Syringodium isoetifolium, commonly known as noodle seagrass, is a species of flowering plant in the family Cymodoceaceae, growing underwater in marine habitats. It forms seagrass meadows in shallow sandy or muddy locations in the Indian and Pacific Oceans.

==Description==
Syringodium isoetifolium can grow to a length of 50 cm in single species stands, but may only reach 5 to 10 cm when growing with other seagrass species. The plant has slender underground rhizomes which send up shoots at intervals. The shoots are encased in a sheath at the base and each consists of two or three hollow, tubular leaves with smooth pointed tips. In calm waters, the shoots may be long and branched. The inflorescence is a cyme, with male and female flowers appearing on separate plants. The fruits are small, hard, beaked nuts. The plant is somewhat fragile; leaves may float when they break off, and so may the seed heads, often floating well away from the original location before the seeds germinate.

==Ecology==
This seagrass is sensitive to light deprivation and a lowering of salinity in its environment. In a major flooding event in Queensland, half the seagrasses were lost in a shallow study area in Moreton Bay, the Syringodium isoetifolium disappearing almost completely while Zostera muelleri and other seagrass species survived, relatively unaffected. Another Australian study examined the likelihood of Syringodium isoetifolium becoming invasive if its range changed as a result of climate change. In this experiment, a small patch of Syringodium isoetifolium was established in a tropical subtidal area, and the area covered by the plant increased in size by 800% in a fifteen-year period, mostly through clonal growth.

==Research==
Marine fouling causes much economic loss from organisms growing on the hulls of ships, pipelines and other submerged structures.

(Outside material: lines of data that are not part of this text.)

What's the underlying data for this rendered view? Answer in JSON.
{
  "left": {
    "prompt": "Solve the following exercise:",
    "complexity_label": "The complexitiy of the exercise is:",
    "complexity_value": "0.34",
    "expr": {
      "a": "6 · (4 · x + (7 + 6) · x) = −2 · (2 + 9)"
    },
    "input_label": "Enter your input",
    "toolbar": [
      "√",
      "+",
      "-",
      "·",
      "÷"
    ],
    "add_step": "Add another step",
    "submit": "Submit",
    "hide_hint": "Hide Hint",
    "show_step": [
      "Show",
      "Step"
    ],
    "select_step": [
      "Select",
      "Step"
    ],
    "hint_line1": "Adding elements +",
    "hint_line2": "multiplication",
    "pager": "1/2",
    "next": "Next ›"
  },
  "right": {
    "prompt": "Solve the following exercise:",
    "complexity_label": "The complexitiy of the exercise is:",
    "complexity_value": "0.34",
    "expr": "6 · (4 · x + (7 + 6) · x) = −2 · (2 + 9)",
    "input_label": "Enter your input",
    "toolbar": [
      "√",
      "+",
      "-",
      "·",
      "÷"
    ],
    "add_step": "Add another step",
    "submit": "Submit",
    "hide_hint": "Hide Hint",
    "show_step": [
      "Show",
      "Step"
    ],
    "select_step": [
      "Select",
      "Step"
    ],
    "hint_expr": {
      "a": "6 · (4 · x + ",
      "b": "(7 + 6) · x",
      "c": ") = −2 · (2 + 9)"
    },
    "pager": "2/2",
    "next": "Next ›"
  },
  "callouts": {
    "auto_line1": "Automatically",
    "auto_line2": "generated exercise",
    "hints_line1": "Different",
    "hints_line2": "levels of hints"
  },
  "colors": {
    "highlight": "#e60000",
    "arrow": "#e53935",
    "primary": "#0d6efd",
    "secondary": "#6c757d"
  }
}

Seagrasses have developed defence mechanisms against such epibionts, and few fouling organisms grow on them. A methanolic extract of Syringodium isoetifolium was assessed as a natural antifouling agent. It was found to inhibit growth of microalgae and biofilm bacteria, as well as the limpet Patella vulgata and the brown mussel Perna perna, all of which cause marine fouling. The extract was non-toxic to brine shrimps and showed promise as an agent to replace the toxic chemicals that have been used historically. The secondary metabolites involved seem to be fatty acids in the range C16 to C24.